# Prewar Excelsior parts



## westonflier (Sep 10, 2015)

I'm in need of an arm for my crank , the chain ring side pedal threads are stripped out . It was rigged up so I can still ride it without the chainguard . There are a few other parts I still need for this and other bikes as well - Iverson Dragstripper and Gendron TOC men's bike .


----------



## Crazy8 (Sep 10, 2015)

Looks like a postwar Schwinn DX to me?


----------



## westonflier (Sep 10, 2015)

headbadge


----------



## Crazy8 (Sep 10, 2015)

westonflier said:


> headbadge





I'm guessing you are saying the headbadge is prewar?  Incorrect.  They were found on postwar also.  Your dropouts point to it being a postwar.


----------



## westonflier (Sep 10, 2015)

I'm going by what little research I've done , I haven't taken it apart yet , was riding it pretty much as found until I get the replacement . I know the serial # won't help much and the date on the crank arm might or might not pinpoint the year . It would be nice but not worried either way . I liked it and got a good deal even with the stripped thread issue .


----------



## rustjunkie (Sep 10, 2015)

Cool bike and a worthy project. 

Here's a link to serial #'s/dates for Schwinn:

http://thecabe.com/vbulletin/showthread.php?63993-Schwinn-Serial-Number-Reference


----------



## westonflier (Sep 10, 2015)

Thanks , it goes good with the few that I have . I don't plan to restore it just clean it and replace the crank and probably pedals . I'm going to get tires for the Gendron and then maybe look for a vintage track bike and a Cycletruck or similar delivery bike . I do have several balloon tire bikes that I have found locally that I need to start letting go to clear space .


----------



## westonflier (Sep 10, 2015)

I'm pretty sure it's not a '48 , any thoughts on what year it might be ? I'm off to work now and will check on it later .


----------



## Crazy8 (Sep 10, 2015)

If you look at the 3rd post by Obi Wan....

1947....

For future reference....

Drop outs with adjuster screws are always prewar.  
J hook drop outs like the one you have will always be postwar.

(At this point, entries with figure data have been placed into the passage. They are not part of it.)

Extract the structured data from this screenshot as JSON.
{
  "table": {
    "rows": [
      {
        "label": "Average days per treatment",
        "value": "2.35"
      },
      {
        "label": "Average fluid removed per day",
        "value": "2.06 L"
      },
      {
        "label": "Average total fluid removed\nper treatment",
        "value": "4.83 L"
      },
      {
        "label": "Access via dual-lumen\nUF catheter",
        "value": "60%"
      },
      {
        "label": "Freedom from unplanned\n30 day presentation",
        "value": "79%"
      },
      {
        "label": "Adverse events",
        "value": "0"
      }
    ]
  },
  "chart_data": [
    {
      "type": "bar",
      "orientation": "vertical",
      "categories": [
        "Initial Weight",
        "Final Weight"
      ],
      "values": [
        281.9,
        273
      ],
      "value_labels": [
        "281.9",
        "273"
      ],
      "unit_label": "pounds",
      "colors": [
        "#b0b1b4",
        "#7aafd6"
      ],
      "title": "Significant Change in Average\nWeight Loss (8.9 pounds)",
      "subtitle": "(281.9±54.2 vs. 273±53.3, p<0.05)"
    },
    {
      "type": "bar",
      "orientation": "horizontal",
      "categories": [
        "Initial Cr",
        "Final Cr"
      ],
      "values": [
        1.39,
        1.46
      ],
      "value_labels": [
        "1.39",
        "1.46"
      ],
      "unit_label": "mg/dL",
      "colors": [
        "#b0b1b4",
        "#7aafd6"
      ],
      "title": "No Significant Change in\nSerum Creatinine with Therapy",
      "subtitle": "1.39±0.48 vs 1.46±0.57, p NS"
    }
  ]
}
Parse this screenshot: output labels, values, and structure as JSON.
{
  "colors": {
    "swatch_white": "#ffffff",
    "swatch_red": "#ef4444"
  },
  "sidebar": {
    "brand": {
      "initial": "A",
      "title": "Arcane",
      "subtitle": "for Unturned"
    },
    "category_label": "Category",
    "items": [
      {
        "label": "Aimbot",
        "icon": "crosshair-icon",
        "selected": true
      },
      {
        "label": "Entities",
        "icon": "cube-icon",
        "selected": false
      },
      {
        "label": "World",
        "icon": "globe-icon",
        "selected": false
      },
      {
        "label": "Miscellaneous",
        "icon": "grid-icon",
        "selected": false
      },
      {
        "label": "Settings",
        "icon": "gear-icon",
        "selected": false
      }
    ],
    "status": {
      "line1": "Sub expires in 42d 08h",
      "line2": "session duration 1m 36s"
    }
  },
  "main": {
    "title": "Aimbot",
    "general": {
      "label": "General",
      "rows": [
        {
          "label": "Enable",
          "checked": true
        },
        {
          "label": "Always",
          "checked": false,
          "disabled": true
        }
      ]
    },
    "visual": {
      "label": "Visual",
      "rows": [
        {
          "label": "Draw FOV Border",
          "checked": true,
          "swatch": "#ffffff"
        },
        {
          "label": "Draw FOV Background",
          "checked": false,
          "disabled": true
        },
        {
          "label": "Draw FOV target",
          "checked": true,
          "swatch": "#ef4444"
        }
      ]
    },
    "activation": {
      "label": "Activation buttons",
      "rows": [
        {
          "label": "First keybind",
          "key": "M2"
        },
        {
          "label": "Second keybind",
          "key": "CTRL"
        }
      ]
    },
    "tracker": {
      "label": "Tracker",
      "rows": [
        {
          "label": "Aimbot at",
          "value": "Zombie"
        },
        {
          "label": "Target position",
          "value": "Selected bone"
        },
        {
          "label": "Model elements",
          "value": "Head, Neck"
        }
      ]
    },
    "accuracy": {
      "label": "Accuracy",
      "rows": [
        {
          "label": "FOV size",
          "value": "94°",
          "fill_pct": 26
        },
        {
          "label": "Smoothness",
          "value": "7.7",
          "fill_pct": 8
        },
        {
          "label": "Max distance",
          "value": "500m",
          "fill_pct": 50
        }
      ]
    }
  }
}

Just don't want you spending prewar money on a postwar bike.


----------



## rustjunkie (Sep 10, 2015)

These are "drop-outs"


----------



## Dale Alan (Sep 10, 2015)

I have this crankset,from a 1947 New World.Not sure if it is correct,or what condition you are looking for.

http://thecabe.com/vbulletin/showthread.php?75461-Schwinn-Crankset-Skip-tooth-1947


----------



## westonflier (Sep 10, 2015)

I'm not worried about getting a "correct" one now . I need to get one that won't damage the guard anymore . I can get an original it when one comes up . PM me .


----------



## westonflier (Sep 10, 2015)

'47 is fine , if I remember right my Pioneer is a '48 .


----------



## SJ_BIKER (Sep 10, 2015)

Looks like the crank on this bike is prewar type....and the badge maybe prewar as well as Excelsior badges post 1946 tended to be ribbon type....im no expert....pro maybe  i have plenty cranks if you are still looking


----------



## Dale Alan (Sep 10, 2015)

westonflier said:


> I'm not worried about getting a "correct" one now . I need to get one that won't damage the guard anymore . I can get an original it when one comes up . PM me .




OK
PM sent.


----------



## The neighbor (Sep 12, 2015)

Duuno if you found the piece you need... I probly have it around hee somewhere... however, you CAN have the piece "Heli-Coiled". Easily done by most any machine shop, and fairly cheaply. Or, I can go dig around...


----------



## westonflier (Sep 12, 2015)

I did get the parts I needed but am still looking for other bits for this and the other bikes - '51 Moark , '48 Schwinn Pioneer and an Iverson Dragstripper .


----------



## westonflier (Sep 21, 2015)

I finally got time to get the old parts off to put the replacements on , and here are the markings on the arm I took out .


----------